Sekarang, ia mendakwahkan otentisitas individu, dan orang mengikutinya dengan melawan ajakannya. Mereka menyanjung-nyanjungnya, sambil membebankan sepuluh kerja raksasa dan seratus harapan muluk kepadanya, bukan mengupayakannya sendiri sebagai individu yang percaya-diri dan bertanggung jawab. Eep Saefulloh Fatah, dalam skalanya sendiri, telah menjadi “Bapak” baru. Perlukah dia meminjam Peter Worsley sekali lagi? Dia boleh melengkapinya dengan mengutip bukunya sendiri, Bangsa Saya yang Menyebalkan.

Eep agaknya samar-samar melihat keganjilan ini. Dia jengkel “diperlakukan seperti selebriti,” lalu buru-buru pergi ke Ohio. Yang kurang dia lakukan, demi kesuksesan programnya, adalah mendekonstruksi dirinya.
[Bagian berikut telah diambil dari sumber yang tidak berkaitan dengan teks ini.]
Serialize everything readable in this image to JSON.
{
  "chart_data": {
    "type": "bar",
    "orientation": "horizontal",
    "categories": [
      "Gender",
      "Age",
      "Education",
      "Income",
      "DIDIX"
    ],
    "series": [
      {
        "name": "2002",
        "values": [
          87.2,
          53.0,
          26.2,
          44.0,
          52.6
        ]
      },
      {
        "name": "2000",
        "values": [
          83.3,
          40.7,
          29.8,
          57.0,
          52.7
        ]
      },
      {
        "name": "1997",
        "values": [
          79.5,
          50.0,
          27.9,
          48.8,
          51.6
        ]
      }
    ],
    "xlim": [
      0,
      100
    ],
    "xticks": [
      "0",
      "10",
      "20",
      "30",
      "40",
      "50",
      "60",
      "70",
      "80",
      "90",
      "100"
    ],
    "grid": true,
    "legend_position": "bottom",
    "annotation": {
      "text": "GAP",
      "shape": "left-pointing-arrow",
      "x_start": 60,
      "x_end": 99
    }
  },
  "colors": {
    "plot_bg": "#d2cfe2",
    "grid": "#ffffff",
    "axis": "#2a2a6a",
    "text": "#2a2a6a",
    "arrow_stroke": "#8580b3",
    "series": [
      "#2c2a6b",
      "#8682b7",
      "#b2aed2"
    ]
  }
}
Saya mengidap kekhawatiran tambahan. Jangan-jangan, setelah sekian tahun belajar di AS, dia kehilangan spontanitas dan keberaniannya menulis. Kita sudah banyak mendapati gejala yang mencolok ini: mereka yang semula produktif, setelah meraih Ph.D justeru terlalu hati-hati menulis, dan kelewat kering tulisannya, rupanya karena dikepung ketat oleh teori-teori baku. Seperti kata seorang kawan yang mengalami dan mengakui hal ini, Eep bisa takut karena tahu lebih banyak. Dari keraguan tentu sulit diharapkan lahirnya buku utuh yang berisi paparan ide-idenya secara komprehensif dan bulat --  hal yang belum dilakukannya.

Sambil iri pada Eep, saya ucapkan selamat bermeditasi di luar Indonesia.